Exonerated “Central Park Five” member Yusef Salaam won a seat Tuesday on the New York City Council, completing a stunning reversal of fortune decades after he was wrongly imprisoned in an infamous rape case.
Salaam, a Democrat, will represent a central Harlem district on the City Council, having run unopposed for the seat in one of many local elections held across New York state Tuesday. He won his primary election in a landslide.
The victory comes more than two decades after DNA evidence was used to overturn the convictions of Salaam and four other Black and Latino men in the 1989 rape and beating of a white jogger in Central Park. Salaam was arrested at age 15 and imprisoned for almost seven years.
“For me, this means that we can really become our ancestors’ wildest dreams,” Salaam said in an interview before the election.

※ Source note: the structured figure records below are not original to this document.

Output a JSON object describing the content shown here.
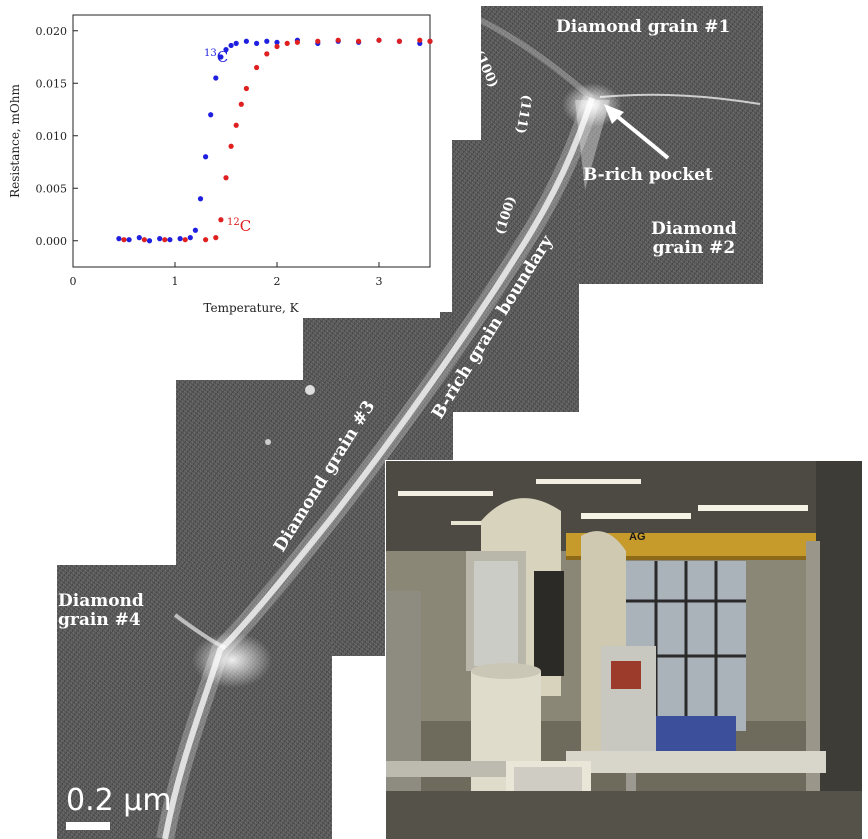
{
  "chart_data": {
    "type": "scatter",
    "xlabel": "Temperature, K",
    "ylabel": "Resistance, mOhm",
    "xlim": [
      0,
      3.5
    ],
    "ylim": [
      -0.0025,
      0.0215
    ],
    "xticks": [
      "0",
      "1",
      "2",
      "3"
    ],
    "yticks": [
      "0.000",
      "0.005",
      "0.010",
      "0.015",
      "0.020"
    ],
    "series": [
      {
        "name": "13C",
        "color": "#1f1fe0",
        "x": [
          0.45,
          0.55,
          0.65,
          0.75,
          0.85,
          0.95,
          1.05,
          1.15,
          1.2,
          1.25,
          1.3,
          1.35,
          1.4,
          1.45,
          1.5,
          1.55,
          1.6,
          1.7,
          1.8,
          1.9,
          2.0,
          2.2,
          2.4,
          2.6,
          2.8,
          3.0,
          3.2,
          3.4,
          3.5
        ],
        "y": [
          0.0002,
          0.0001,
          0.0003,
          0.0,
          0.0002,
          0.0001,
          0.0002,
          0.0003,
          0.001,
          0.004,
          0.008,
          0.012,
          0.0155,
          0.0175,
          0.0182,
          0.0186,
          0.0188,
          0.019,
          0.0188,
          0.019,
          0.0189,
          0.0191,
          0.0188,
          0.019,
          0.0189,
          0.0191,
          0.019,
          0.0188,
          0.019
        ]
      },
      {
        "name": "12C",
        "color": "#e02020",
        "x": [
          0.5,
          0.7,
          0.9,
          1.1,
          1.3,
          1.4,
          1.45,
          1.5,
          1.55,
          1.6,
          1.65,
          1.7,
          1.8,
          1.9,
          2.0,
          2.1,
          2.2,
          2.4,
          2.6,
          2.8,
          3.0,
          3.2,
          3.4,
          3.5
        ],
        "y": [
          0.0001,
          0.0001,
          0.0001,
          0.0001,
          0.0001,
          0.0003,
          0.002,
          0.006,
          0.009,
          0.011,
          0.013,
          0.0145,
          0.0165,
          0.0178,
          0.0185,
          0.0188,
          0.0189,
          0.019,
          0.0191,
          0.019,
          0.0191,
          0.019,
          0.0191,
          0.019
        ]
      }
    ],
    "annotations": {
      "c13_mass": "13",
      "c13_elem": "C",
      "c12_mass": "12",
      "c12_elem": "C"
    }
  },
  "micrograph": {
    "grain1": "Diamond grain #1",
    "grain2_line1": "Diamond",
    "grain2_line2": "grain #2",
    "grain3": "Diamond grain #3",
    "grain4_line1": "Diamond",
    "grain4_line2": "grain #4",
    "pocket": "B-rich pocket",
    "boundary": "B-rich grain boundary",
    "facet_100a": "(100)",
    "facet_111": "(111)",
    "facet_100b": "(100)",
    "scale": "0.2 μm"
  },
  "photo": {
    "machine_brand": "AG"
  },
  "colors": {
    "c13": "#1f1fe0",
    "c12": "#e02020"
  }
}
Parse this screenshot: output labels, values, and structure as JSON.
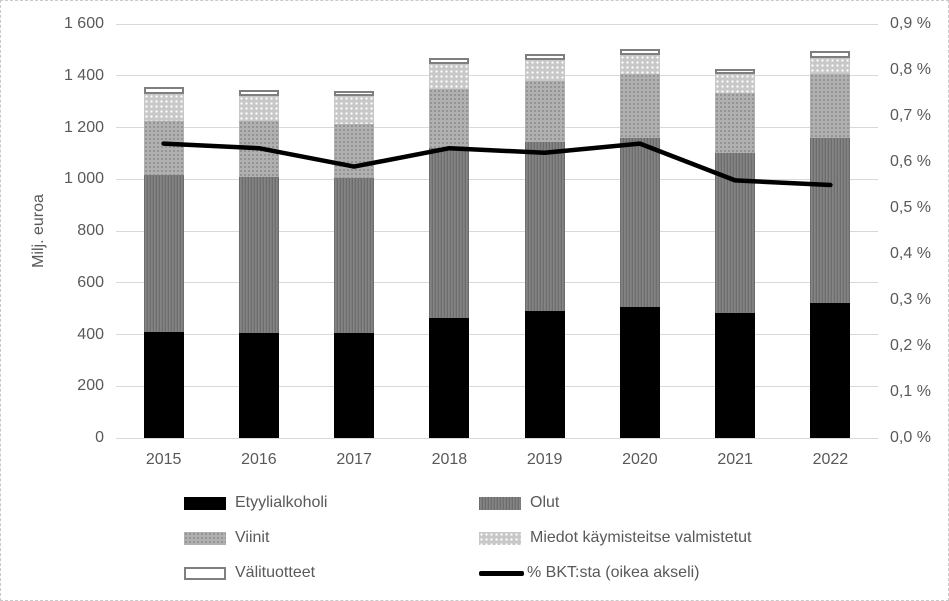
{
  "chart_data": {
    "type": "combo: stacked-bar + line, dual axis",
    "title": "",
    "categories": [
      "2015",
      "2016",
      "2017",
      "2018",
      "2019",
      "2020",
      "2021",
      "2022"
    ],
    "series": [
      {
        "name": "Etyylialkoholi",
        "type": "bar",
        "axis": "left",
        "color": "#000000",
        "values": [
          410,
          405,
          405,
          465,
          490,
          505,
          485,
          520
        ]
      },
      {
        "name": "Olut",
        "type": "bar",
        "axis": "left",
        "color": "#7c7c7c",
        "values": [
          605,
          605,
          600,
          655,
          655,
          655,
          615,
          640
        ]
      },
      {
        "name": "Viinit",
        "type": "bar",
        "axis": "left",
        "color": "#b0b0b0",
        "values": [
          210,
          215,
          210,
          230,
          235,
          245,
          235,
          245
        ]
      },
      {
        "name": "Miedot käymisteitse valmistetut",
        "type": "bar",
        "axis": "left",
        "color": "#c8c8c8",
        "values": [
          105,
          95,
          105,
          95,
          80,
          75,
          70,
          65
        ]
      },
      {
        "name": "Välituotteet",
        "type": "bar",
        "axis": "left",
        "color": "#ffffff",
        "border_color": "#7f7f7f",
        "values": [
          25,
          25,
          20,
          25,
          25,
          25,
          20,
          25
        ]
      },
      {
        "name": "% BKT:sta (oikea akseli)",
        "type": "line",
        "axis": "right",
        "color": "#000000",
        "values": [
          0.64,
          0.63,
          0.59,
          0.63,
          0.62,
          0.64,
          0.56,
          0.55
        ]
      }
    ],
    "bar_totals": [
      1355,
      1345,
      1340,
      1470,
      1485,
      1505,
      1425,
      1495
    ],
    "left_axis": {
      "label": "Milj. euroa",
      "min": 0,
      "max": 1600,
      "step": 200,
      "tick_labels": [
        "1 600",
        "1 400",
        "1 200",
        "1 000",
        "800",
        "600",
        "400",
        "200",
        "0"
      ]
    },
    "right_axis": {
      "label": "",
      "min": 0,
      "max": 0.9,
      "step": 0.1,
      "tick_labels": [
        "0,9 %",
        "0,8 %",
        "0,7 %",
        "0,6 %",
        "0,5 %",
        "0,4 %",
        "0,3 %",
        "0,2 %",
        "0,1 %",
        "0,0 %"
      ]
    },
    "grid": true,
    "legend_position": "bottom",
    "colors": {
      "gridline": "#d9d9d9",
      "axis_text": "#595959",
      "line_series": "#000000",
      "chart_border": "#c9c9c9"
    }
  }
}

Salaam was arrested along with Antron McCray, Kevin Richardson, Raymond Santana and Korey Wise and accused of attacking a woman running in Central Park. DNA evidence linked another man, a serial rapist, to the attack. The city ultimately agreed in a legal settlement to pay the exonerated men $41 million.
The crime dominated headlines in the city, inflaming racial tensions as police rounded up Black and Latino men and boys for interrogation. Former President Donald Trump, then just a brash real estate executive in the city, took out large ads in newspapers that implored New York to bring back the death penalty.
When Trump was indicted in New York earlier this year on charges of falsifying business records, Salaam mocked him with his own ad on social media mimicking Trump’s original newspaper ad.